No había nadie en aquel el rincón del jardín de la mansión de Bae. Estaban de pie, escondidas por la sombra de la pared de piedra, rodeadas de hierba verde perfectamente segada, pero cerca de la carretera que llevaba a la parte de atrás de la casa. El tiempo empezaba a mejorar, y hacía una temperatura perfecta como para quedarse allí mismo, abrigadas. Seulgi se cubrió bien con las solapas del abrigo, y encogió las manos frías en sus bolsillos. Se dejó tomar la mano por Irene, que como siempre, estaba helada.

—Lo siento.


Seulgi quiso decirle que la perdonaba en ese mismo instante, en un arrebato. Pero no era verdad. Estaba herida.


—Te hice mucho daño. Y después todo siguió un curso que no era el que yo quería. No podía ni mirarte a los ojos. Me da vergüenza mirarte a los ojos después de haberte negado de esa forma.
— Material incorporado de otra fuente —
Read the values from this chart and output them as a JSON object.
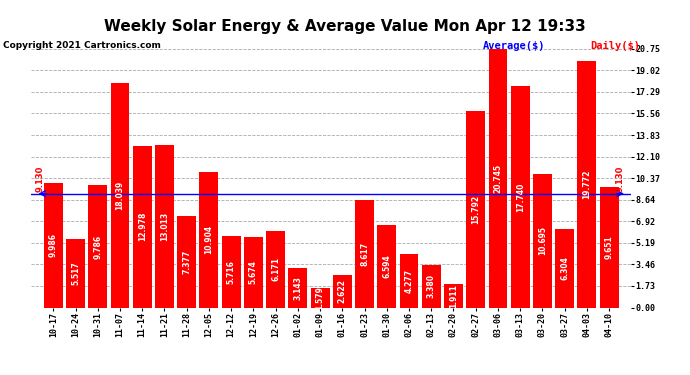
{
  "title": "Weekly Solar Energy & Average Value Mon Apr 12 19:33",
  "copyright": "Copyright 2021 Cartronics.com",
  "categories": [
    "10-17",
    "10-24",
    "10-31",
    "11-07",
    "11-14",
    "11-21",
    "11-28",
    "12-05",
    "12-12",
    "12-19",
    "12-26",
    "01-02",
    "01-09",
    "01-16",
    "01-23",
    "01-30",
    "02-06",
    "02-13",
    "02-20",
    "02-27",
    "03-06",
    "03-13",
    "03-20",
    "03-27",
    "04-03",
    "04-10"
  ],
  "values": [
    9.986,
    5.517,
    9.786,
    18.039,
    12.978,
    13.013,
    7.377,
    10.904,
    5.716,
    5.674,
    6.171,
    3.143,
    1.579,
    2.622,
    8.617,
    6.594,
    4.277,
    3.38,
    1.911,
    15.792,
    20.745,
    17.74,
    10.695,
    6.304,
    19.772,
    9.651
  ],
  "average": 9.13,
  "bar_color": "#ff0000",
  "average_line_color": "#0000ff",
  "background_color": "#ffffff",
  "grid_color": "#aaaaaa",
  "yticks_right": [
    0.0,
    1.73,
    3.46,
    5.19,
    6.92,
    8.64,
    10.37,
    12.1,
    13.83,
    15.56,
    17.29,
    19.02,
    20.75
  ],
  "avg_label": "Average($)",
  "daily_label": "Daily($)",
  "avg_label_color": "#0000ff",
  "daily_label_color": "#ff0000",
  "avg_annotation": "9.130",
  "title_fontsize": 11,
  "label_fontsize": 6,
  "bar_label_fontsize": 5.5,
  "copyright_fontsize": 6.5
}
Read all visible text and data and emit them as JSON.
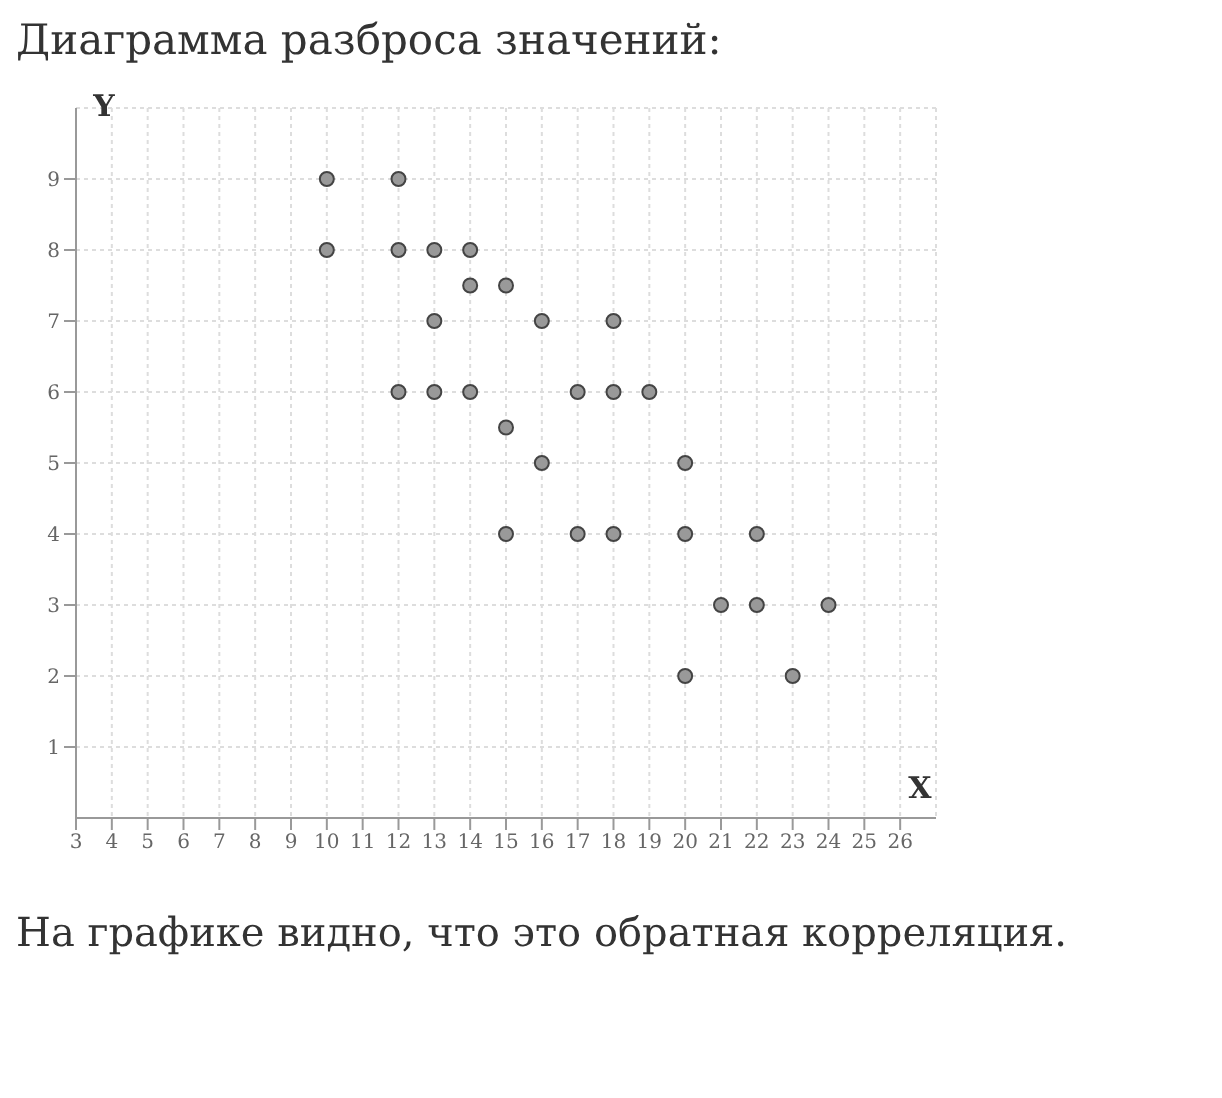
{
  "chart_data": {
    "type": "scatter",
    "title": "Диаграмма разброса значений:",
    "xlabel": "X",
    "ylabel": "Y",
    "annotations": [
      "На графике видно, что это обратная корреляция."
    ],
    "x": [
      10,
      12,
      10,
      12,
      13,
      14,
      14,
      15,
      13,
      16,
      18,
      12,
      13,
      14,
      17,
      18,
      19,
      15,
      16,
      20,
      15,
      17,
      18,
      20,
      22,
      21,
      22,
      24,
      20,
      23
    ],
    "values": [
      9,
      9,
      8,
      8,
      8,
      8,
      7.5,
      7.5,
      7,
      7,
      7,
      6,
      6,
      6,
      6,
      6,
      6,
      5.5,
      5,
      5,
      4,
      4,
      4,
      4,
      4,
      3,
      3,
      3,
      2,
      2
    ],
    "color": "#999999",
    "marker": "circle",
    "grid": true,
    "xlim": [
      3,
      27
    ],
    "xticks": [
      3,
      4,
      5,
      6,
      7,
      8,
      9,
      10,
      11,
      12,
      13,
      14,
      15,
      16,
      17,
      18,
      19,
      20,
      21,
      22,
      23,
      24,
      25,
      26
    ],
    "ylim": [
      0,
      10
    ],
    "yticks": [
      1,
      2,
      3,
      4,
      5,
      6,
      7,
      8,
      9
    ]
  }
}
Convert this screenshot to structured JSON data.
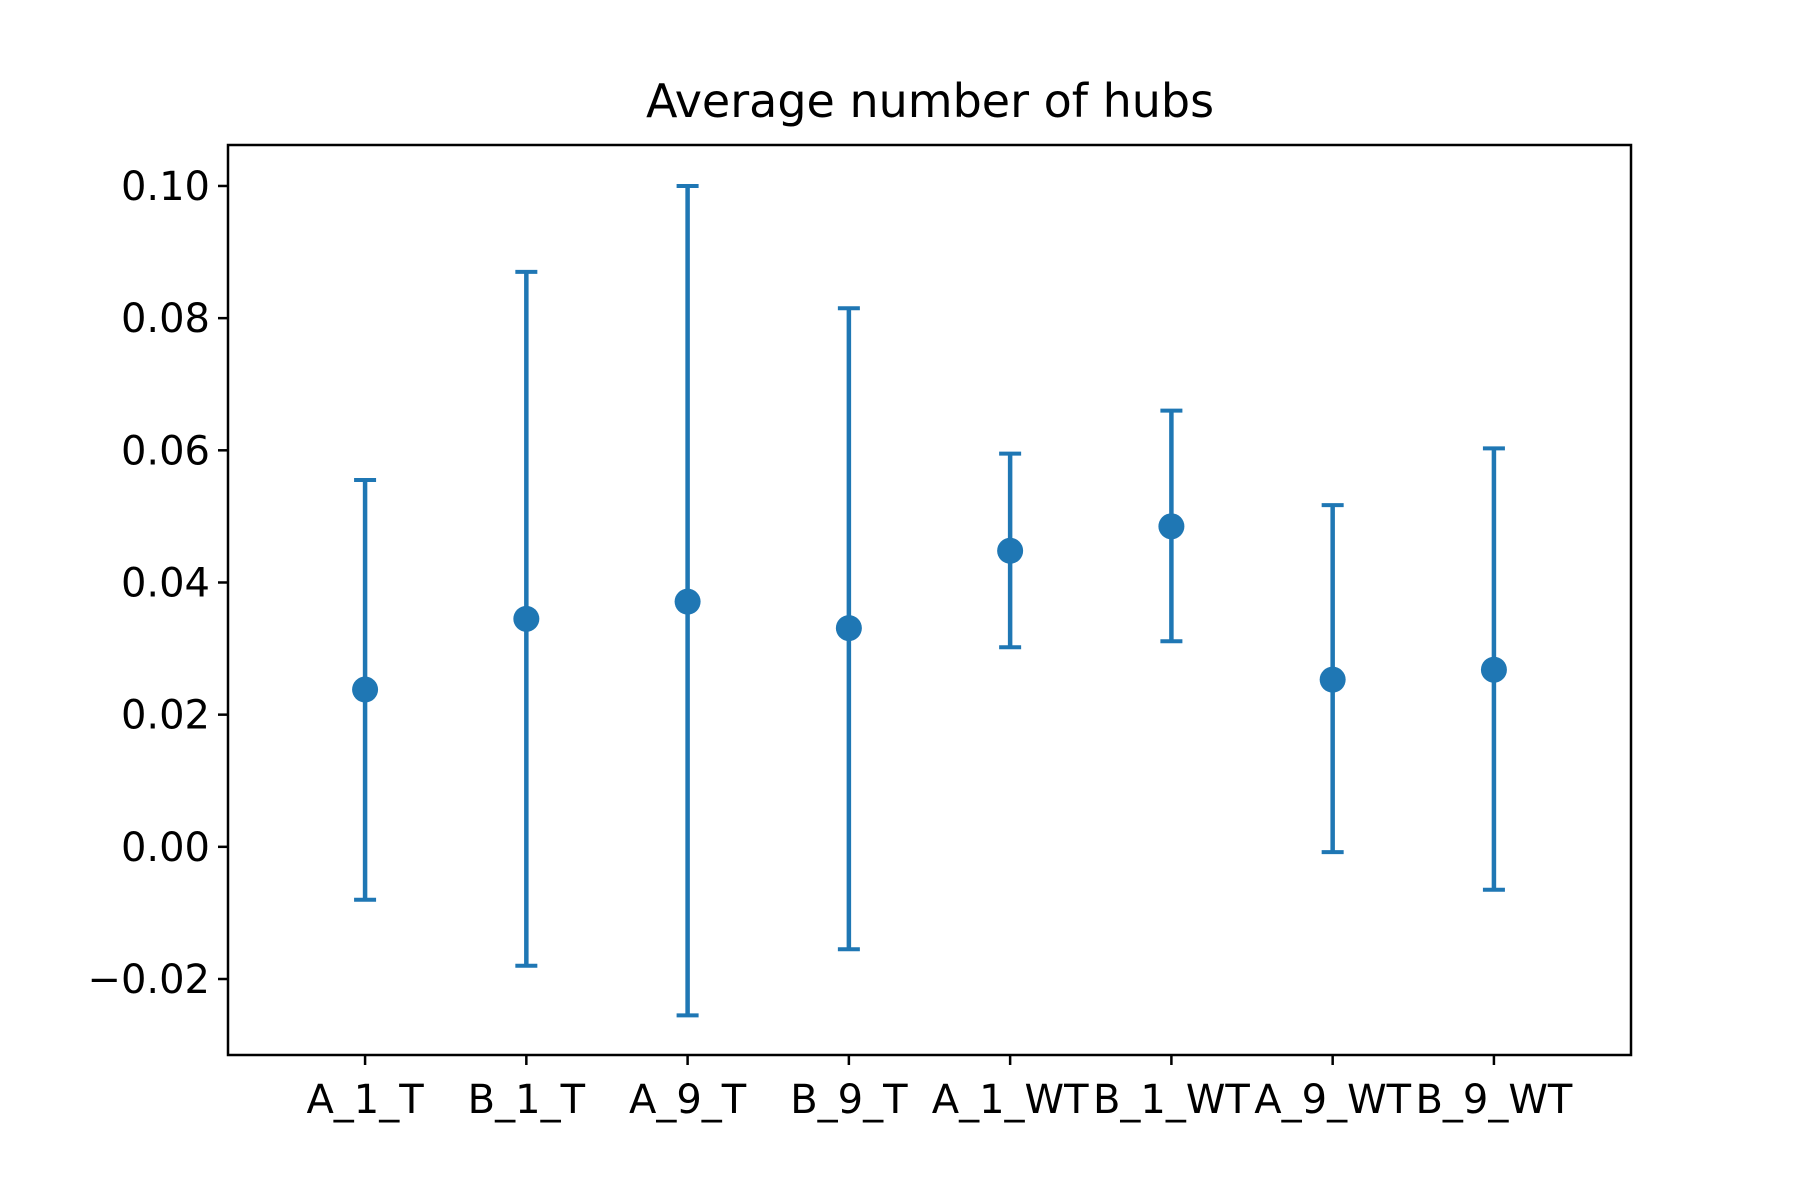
{
  "chart_data": {
    "type": "scatter",
    "title": "Average number of hubs",
    "xlabel": "",
    "ylabel": "",
    "categories": [
      "A_1_T",
      "B_1_T",
      "A_9_T",
      "B_9_T",
      "A_1_WT",
      "B_1_WT",
      "A_9_WT",
      "B_9_WT"
    ],
    "values": [
      0.0238,
      0.0345,
      0.0371,
      0.0331,
      0.0448,
      0.0485,
      0.0253,
      0.0268
    ],
    "error_low": [
      -0.008,
      -0.018,
      -0.0255,
      -0.0155,
      0.0302,
      0.0311,
      -0.0008,
      -0.0065
    ],
    "error_high": [
      0.0555,
      0.087,
      0.1,
      0.0815,
      0.0595,
      0.066,
      0.0517,
      0.0603
    ],
    "ylim": [
      -0.0315,
      0.1062
    ],
    "yticks": [
      -0.02,
      0.0,
      0.02,
      0.04,
      0.06,
      0.08,
      0.1
    ],
    "ytick_labels": [
      "−0.02",
      "0.00",
      "0.02",
      "0.04",
      "0.06",
      "0.08",
      "0.10"
    ],
    "grid": false,
    "legend": "none",
    "color": "#1f77b4"
  }
}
Y mi padre me mandó estar con Robert, y al principio me caía bien, y sus amigos no me hacían el vacío…

Se le quebró la voz, llena de culpa. La de Seulgi sonaba igual.


—¿Por qué pensabas que no querría hablar contigo? Llevo todo este tiempo montándome películas, pensando en qué habré hecho mal para que no...


Irene negó con la cabeza, más para ella que para Seulgi.


—Quiero cambiar. Tengo que hacerlo por mí. Pero no me siento capaz. Todo es demasiado grande. No duermo por las noches, y todo el rato pienso que voy a saltar. Me pesa dentro del pecho.


Seulgi se pasó la mano por la frente.


—Si me hubieses hablado de lo que te pasa en vez de pedirme que me fuese, todo habría sido un poco más fácil.

Irene se pasó las manos por la cara manchada de lágrimas y maquillaje. Seulgi no se daba cuenta, en la penumbra, de en qué momento se había puesto a llorar.


—Todo está mal dentro de mí.


—Lo sé. Necesitas ayuda con eso, Irene.


—¡Todo es culpa de mi padre! —Se escondió en el pecho de Seulgi—. No puedo seguir con esto sin ti.


Seulgi se quedó callada, reflexionando. Ya no podía dejar el trabajo. Ahora sólo podía pensar en cómo hacer que Irene estuviera mejor. Ese sería su nuevo trabajo, y ningún jefe le podía decir cómo hacerlo.


La punta de la nariz de Irene chocaba con la barbilla de Seulgi.


—No te vayas.


Seulgi apretó los labios, con los ojos húmedos también.


—No me iré. Y no me iré aunque vuelvas a hacer algo así. Porque soy tu guardaespaldas. Pero eso no significa que no me duela, y que no esté decepcionada. No quiero pasar por esto. Puedes contarme cualquier cosa. Y además, buscaremos a alguien con quien puedas hablar.


Seulgi tenía unas espinas clavadas en la garganta que dolían más y más cada vez que se tragaba las lágrimas.


—Prometo que no volveré a ser una tonta. No te lo mereces.


Llegó el sollozo, que se secó con los dedos de inmediato.


—No eres tonta. No te mereces nada de esto —dijo tan cerca la una de la otra que tuvo que hacerlo en su oído —Vales mucho.


Se acercó y se sumergió en un beso que sabía a lágrimas, todavía llenas de tensión Sus labios contra los de ella le hacían sentir chispas en todo el cuerpo. La agarró de la cintura mientras el pintalabios de Irene se deshacía en su boca. Ahora, en vez de calma y paz como la primera vez, había una tormenta entre las dos.


Irene, en contra de su voluntad, dejó un último beso en el labio inferior de Seulgi.


—Deberías irte a casa. Ya es tarde.


—No tengo ganas —Seulgi descansó la frente en la de la chica.


—Descansa mucho, Seulgi. Nos vemos cuando vuelvas.


—Tú también.


Irene le dio un beso en los labios, breve y exhausto, y se despidió.